Michael Bay possui uma capacidade infindável de criar filmes idiotas, e sinceramente acho que o diretor atingiu o seu ápice de destruição sem sentido, diálogos criados por crianças de cinco anos de idade, e planos esquizofrênicos que não duram 3 segundos. Em “Transformers – O Lado Oculto da Lua” o filme abusa de clichês e motivações sentimentalóides, personagens rasos (incluindo aqueles que são consideradas de uma raça superior) e argumentos dos mais estúpidos. Nada de novo! Na verdade, os planos aumentaram de 3 para 5 segundos, por causa da tecnologia 3D que necessita de um tempo de tela. Mas tirando isso, essa figura e queridinho dos estúdios continua o mesmo, e continua evidente a sua incapacidade de dirigir uma cena por completo, já que ele apenas a constrói na sala de edição, buscando a velocidade dos cortes como forma de esconder sua falta de habilidade por trás das câmeras. E isso é visto em Bad Boys I e II, Armageddon, Pearl Harbor, A Ilha, e na franquia Transformers.
Dessa vez, apostando na tecnologia em 3D, a sua megalomania atingiu níveis extraordinários. O filme inicia com a guerra travada entre os Autobots e os Decepticons em Cybertron, e não tenha dúvida que o 3D nos leva a um universo diferenciado. Apostando muito mais na profundidade do que “coisas que são jogadas na sua cara”, o 3D do filme é bastante satisfatório, mas cansa logo que a sensação de novidade se acaba. E mesmo essa batalha em Cybertron, nada mais é que um grande vídeo game, como se estivéssemos em um parque de diversão.
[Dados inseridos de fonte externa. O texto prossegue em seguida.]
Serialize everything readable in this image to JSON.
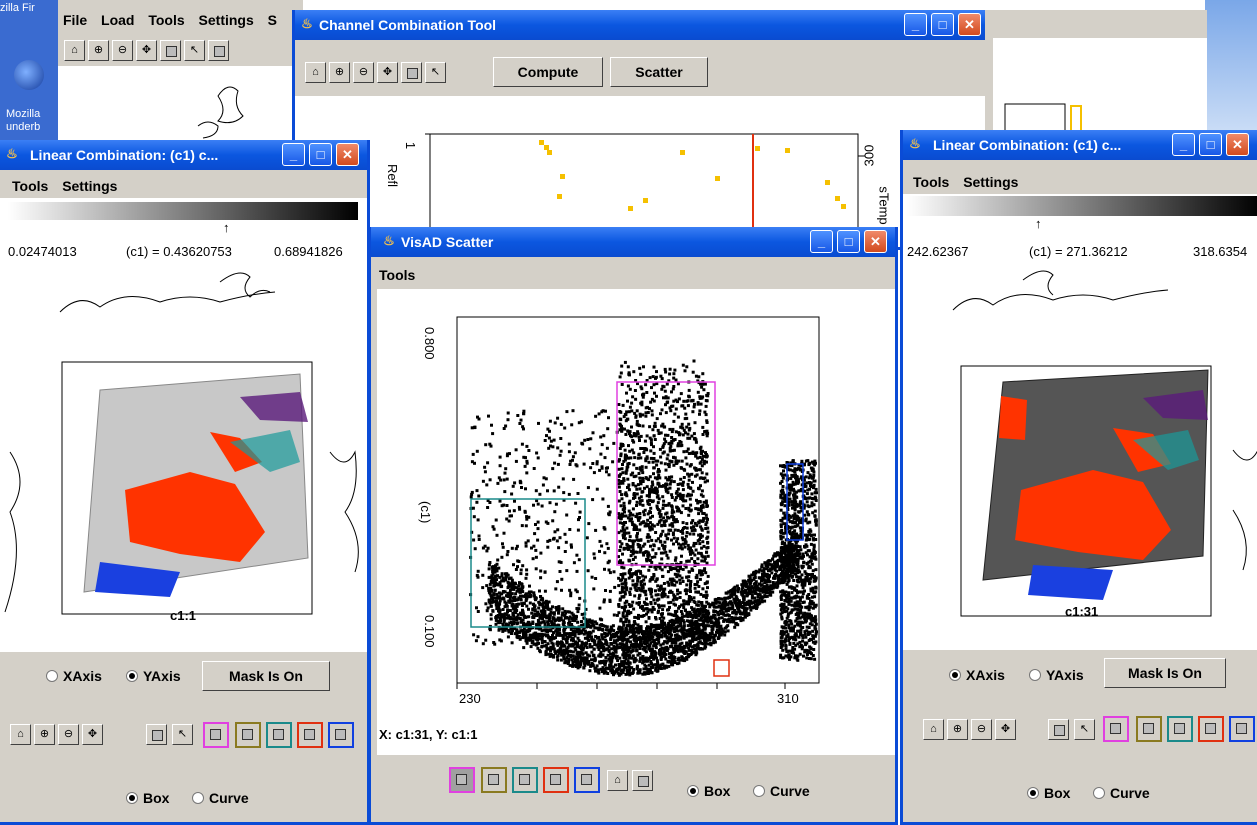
{
  "desktop": {
    "firefox_partial": "zilla Fir",
    "mozilla_label_1": "Mozilla",
    "mozilla_label_2": "underb"
  },
  "bg_window": {
    "menu": [
      "File",
      "Load",
      "Tools",
      "Settings",
      "S"
    ]
  },
  "channel_tool": {
    "title": "Channel Combination Tool",
    "compute_label": "Compute",
    "scatter_label": "Scatter",
    "ylabel_left": "Refl",
    "ylabel_right": "sTemp",
    "y_tick_left": "1",
    "y_tick_right": "300"
  },
  "left_window": {
    "title": "Linear Combination: (c1) c...",
    "menu": [
      "Tools",
      "Settings"
    ],
    "range_min": "0.02474013",
    "range_mid": "(c1) = 0.43620753",
    "range_max": "0.68941826",
    "image_label": "c1:1",
    "xaxis_label": "XAxis",
    "yaxis_label": "YAxis",
    "mask_label": "Mask Is On",
    "box_label": "Box",
    "curve_label": "Curve"
  },
  "right_window": {
    "title": "Linear Combination: (c1) c...",
    "menu": [
      "Tools",
      "Settings"
    ],
    "range_min": "242.62367",
    "range_mid": "(c1) = 271.36212",
    "range_max": "318.6354",
    "image_label": "c1:31",
    "xaxis_label": "XAxis",
    "yaxis_label": "YAxis",
    "mask_label": "Mask Is On",
    "box_label": "Box",
    "curve_label": "Curve"
  },
  "scatter_window": {
    "title": "VisAD Scatter",
    "menu": [
      "Tools"
    ],
    "y_tick_top": "0.800",
    "y_tick_bottom": "0.100",
    "ylabel": "(c1)",
    "x_tick_left": "230",
    "x_tick_right": "310",
    "status": "X: c1:31,  Y: c1:1",
    "box_label": "Box",
    "curve_label": "Curve"
  },
  "colors": {
    "titlebar": "#0b57e0",
    "panel": "#d4d0c8",
    "mask_red": "#ff3300",
    "sel_magenta": "#e040e0",
    "sel_olive": "#8a7a20",
    "sel_teal": "#1a8a8a",
    "sel_red": "#e03010",
    "sel_blue": "#1040e0"
  }
}
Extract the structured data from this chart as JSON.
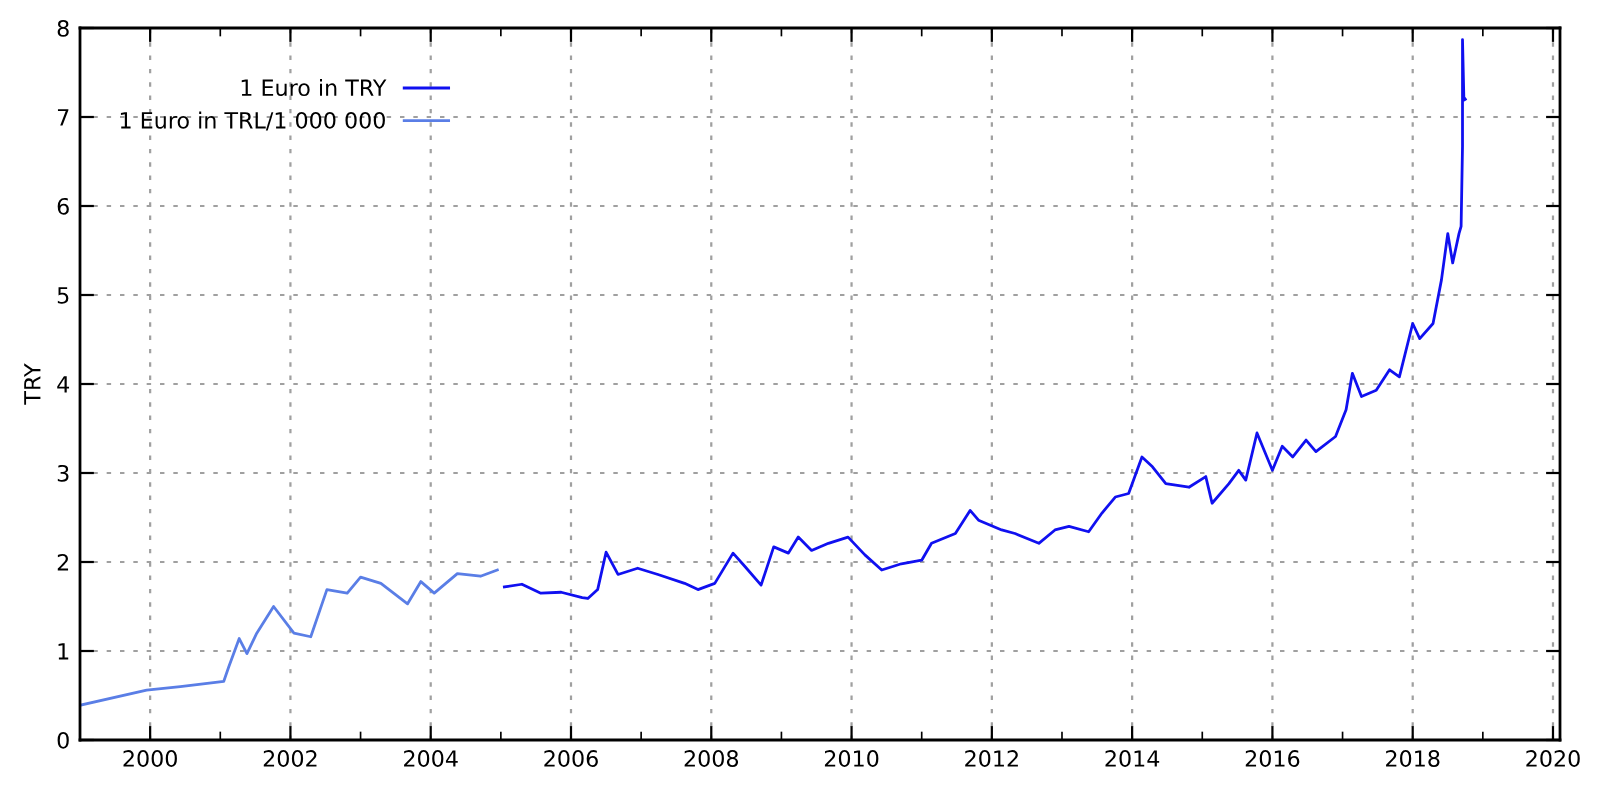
{
  "chart_data": {
    "type": "line",
    "ylabel": "TRY",
    "xlim": [
      1999,
      2020.1
    ],
    "ylim": [
      0,
      8
    ],
    "xticks": [
      2000,
      {
        "value": 2001,
        "label": null
      },
      2002,
      {
        "value": 2003,
        "label": null
      },
      2004,
      {
        "value": 2005,
        "label": null
      },
      2006,
      {
        "value": 2007,
        "label": null
      },
      2008,
      {
        "value": 2009,
        "label": null
      },
      2010,
      {
        "value": 2011,
        "label": null
      },
      2012,
      {
        "value": 2013,
        "label": null
      },
      2014,
      {
        "value": 2015,
        "label": null
      },
      2016,
      {
        "value": 2017,
        "label": null
      },
      2018,
      {
        "value": 2019,
        "label": null
      },
      2020
    ],
    "yticks": [
      0,
      1,
      2,
      3,
      4,
      5,
      6,
      7,
      8
    ],
    "grid": true,
    "legend": "top left",
    "line_style": "solid",
    "marker": "none",
    "series": [
      {
        "name": "1 Euro in TRY",
        "color": "#1010f0",
        "x": [
          2005.05,
          2005.3,
          2005.57,
          2005.86,
          2006.16,
          2006.24,
          2006.38,
          2006.5,
          2006.67,
          2006.95,
          2007.24,
          2007.62,
          2007.81,
          2008.05,
          2008.31,
          2008.48,
          2008.71,
          2008.89,
          2009.1,
          2009.24,
          2009.43,
          2009.67,
          2009.95,
          2010.19,
          2010.43,
          2010.71,
          2011.0,
          2011.14,
          2011.48,
          2011.69,
          2011.81,
          2012.14,
          2012.33,
          2012.67,
          2012.9,
          2013.1,
          2013.38,
          2013.57,
          2013.76,
          2013.95,
          2014.14,
          2014.29,
          2014.48,
          2014.81,
          2015.05,
          2015.14,
          2015.38,
          2015.52,
          2015.62,
          2015.78,
          2016.0,
          2016.14,
          2016.29,
          2016.48,
          2016.62,
          2016.9,
          2017.05,
          2017.14,
          2017.27,
          2017.48,
          2017.67,
          2017.81,
          2018.0,
          2018.1,
          2018.29,
          2018.41,
          2018.5,
          2018.57,
          2018.66,
          2018.69,
          2018.71,
          2018.71,
          2018.73,
          2018.75
        ],
        "values": [
          1.72,
          1.75,
          1.65,
          1.66,
          1.6,
          1.59,
          1.69,
          2.11,
          1.86,
          1.93,
          1.86,
          1.76,
          1.69,
          1.76,
          2.1,
          1.95,
          1.74,
          2.17,
          2.1,
          2.28,
          2.13,
          2.21,
          2.28,
          2.08,
          1.91,
          1.98,
          2.02,
          2.21,
          2.32,
          2.58,
          2.47,
          2.36,
          2.32,
          2.21,
          2.36,
          2.4,
          2.34,
          2.55,
          2.73,
          2.77,
          3.18,
          3.07,
          2.88,
          2.84,
          2.96,
          2.66,
          2.88,
          3.03,
          2.92,
          3.45,
          3.03,
          3.3,
          3.18,
          3.37,
          3.24,
          3.41,
          3.71,
          4.12,
          3.86,
          3.93,
          4.16,
          4.08,
          4.68,
          4.51,
          4.68,
          5.17,
          5.69,
          5.36,
          5.69,
          5.77,
          6.67,
          7.87,
          7.19,
          7.2
        ]
      },
      {
        "name": "1 Euro in TRL/1 000 000",
        "color": "#5a7ee6",
        "x": [
          1999.0,
          1999.95,
          2000.43,
          2001.05,
          2001.12,
          2001.27,
          2001.38,
          2001.52,
          2001.76,
          2002.05,
          2002.29,
          2002.52,
          2002.81,
          2003.0,
          2003.29,
          2003.67,
          2003.86,
          2004.05,
          2004.38,
          2004.71,
          2004.95
        ],
        "values": [
          0.39,
          0.56,
          0.6,
          0.66,
          0.82,
          1.14,
          0.97,
          1.2,
          1.5,
          1.2,
          1.16,
          1.69,
          1.65,
          1.83,
          1.76,
          1.53,
          1.78,
          1.65,
          1.87,
          1.84,
          1.91
        ]
      }
    ]
  }
}
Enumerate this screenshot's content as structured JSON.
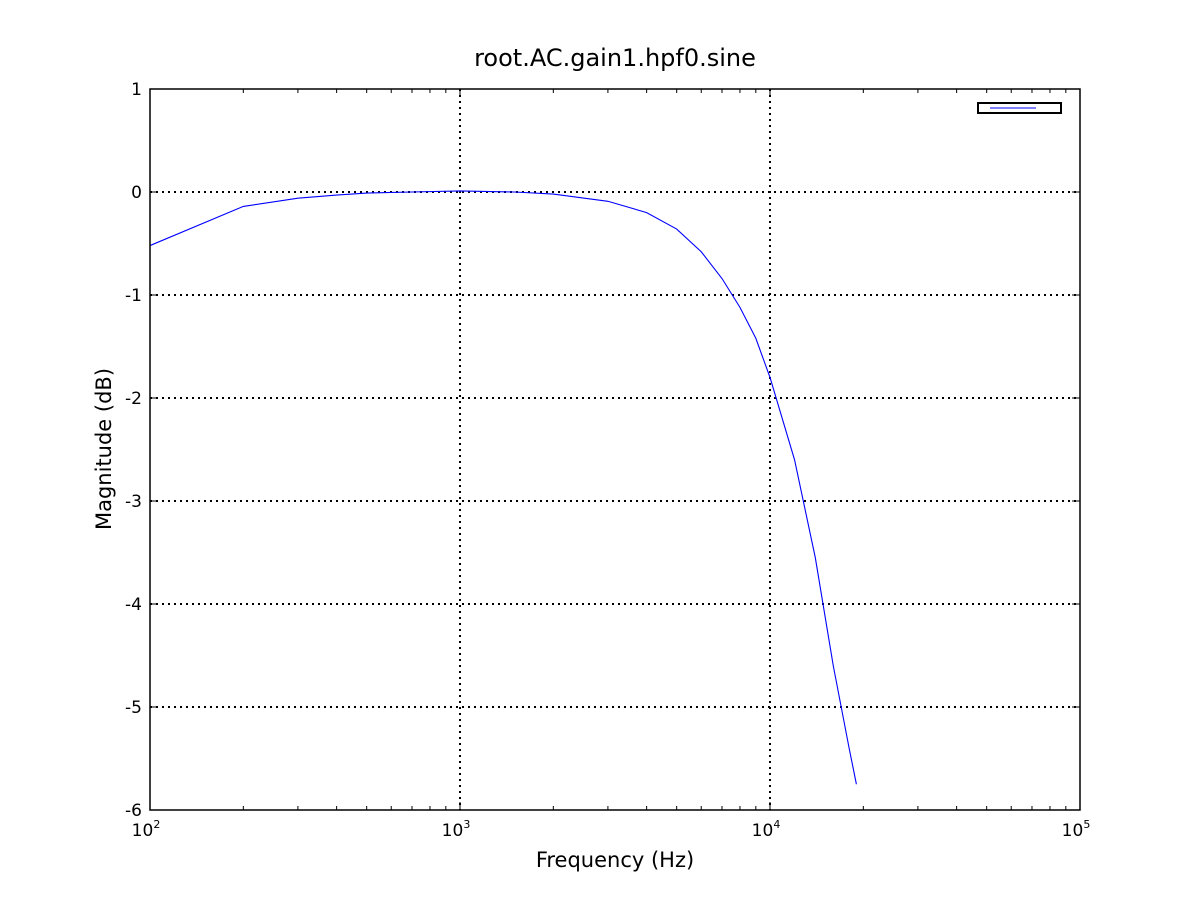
{
  "chart_data": {
    "type": "line",
    "title": "root.AC.gain1.hpf0.sine",
    "xlabel": "Frequency (Hz)",
    "ylabel": "Magnitude (dB)",
    "xscale": "log",
    "xlim": [
      100,
      100000
    ],
    "ylim": [
      -6,
      1
    ],
    "x_ticks": [
      {
        "value": 100,
        "base": "10",
        "exp": "2"
      },
      {
        "value": 1000,
        "base": "10",
        "exp": "3"
      },
      {
        "value": 10000,
        "base": "10",
        "exp": "4"
      },
      {
        "value": 100000,
        "base": "10",
        "exp": "5"
      }
    ],
    "y_ticks": [
      {
        "value": 1,
        "label": "1"
      },
      {
        "value": 0,
        "label": "0"
      },
      {
        "value": -1,
        "label": "-1"
      },
      {
        "value": -2,
        "label": "-2"
      },
      {
        "value": -3,
        "label": "-3"
      },
      {
        "value": -4,
        "label": "-4"
      },
      {
        "value": -5,
        "label": "-5"
      },
      {
        "value": -6,
        "label": "-6"
      }
    ],
    "grid": true,
    "legend": {
      "position": "top-right",
      "entries": [
        ""
      ]
    },
    "series": [
      {
        "color": "#0000ff",
        "x": [
          100,
          200,
          300,
          400,
          500,
          700,
          1000,
          1500,
          2000,
          3000,
          4000,
          5000,
          6000,
          7000,
          8000,
          9000,
          10000,
          12000,
          14000,
          16000,
          18000,
          19000
        ],
        "y": [
          -0.52,
          -0.14,
          -0.06,
          -0.03,
          -0.01,
          0.0,
          0.01,
          0.0,
          -0.02,
          -0.09,
          -0.2,
          -0.36,
          -0.58,
          -0.84,
          -1.12,
          -1.42,
          -1.8,
          -2.6,
          -3.55,
          -4.6,
          -5.4,
          -5.75
        ]
      }
    ]
  }
}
O filme apela para conspirações internacionais, utilizando a história recente como participante dessas conspirações, e que de secreta não tem nada, já que todo mundo sabe e comenta sobre. Além de que o diretor sempre encontra espaço para demonstrar seu americanismo exacerbado, nos lembrando sucessivamente que os Autobots estão do lado do EUA contra seus inimigos – incluindo até uma cena dos carros entrando em uma base árabe – o que não faz o mínimo de sentido visto que o Optimus Prime – líder do Autobots – continuamente declara – em forma de livro de auto-ajuda – o seu apoio à raça humana e aos habitantes do planeta Terra.
A única coisa que funcionava no primeiro filme era o carisma e o “time” cômico do seu protagonista vivido pelo Shia LaBeouf, algo que não volta acontecer. A repetição das suas gags visuais cansa, e o seu senso de humor (e de todo o filme) é completamente boicotado pelo roteiro, visto que o mesmo nos trata como idiotas lambuzados por pipoca e refrigerante (e o que não deixa de ter um fundo de verdade).
O maior problema de “Transformers – O Lado Oculto da Lua” é a certeza que este irá render centenas de milhões de dólares aos seus realizadores, e conseqüentemente o diretor Michael Bay continuará sendo responsável por inúmeras outras idiotices exibidas nos cinemas.















O pior é que se você for ver uma entrevista do Michael Bay dá pra perceber que ele é meio megalomaníaco mesmo.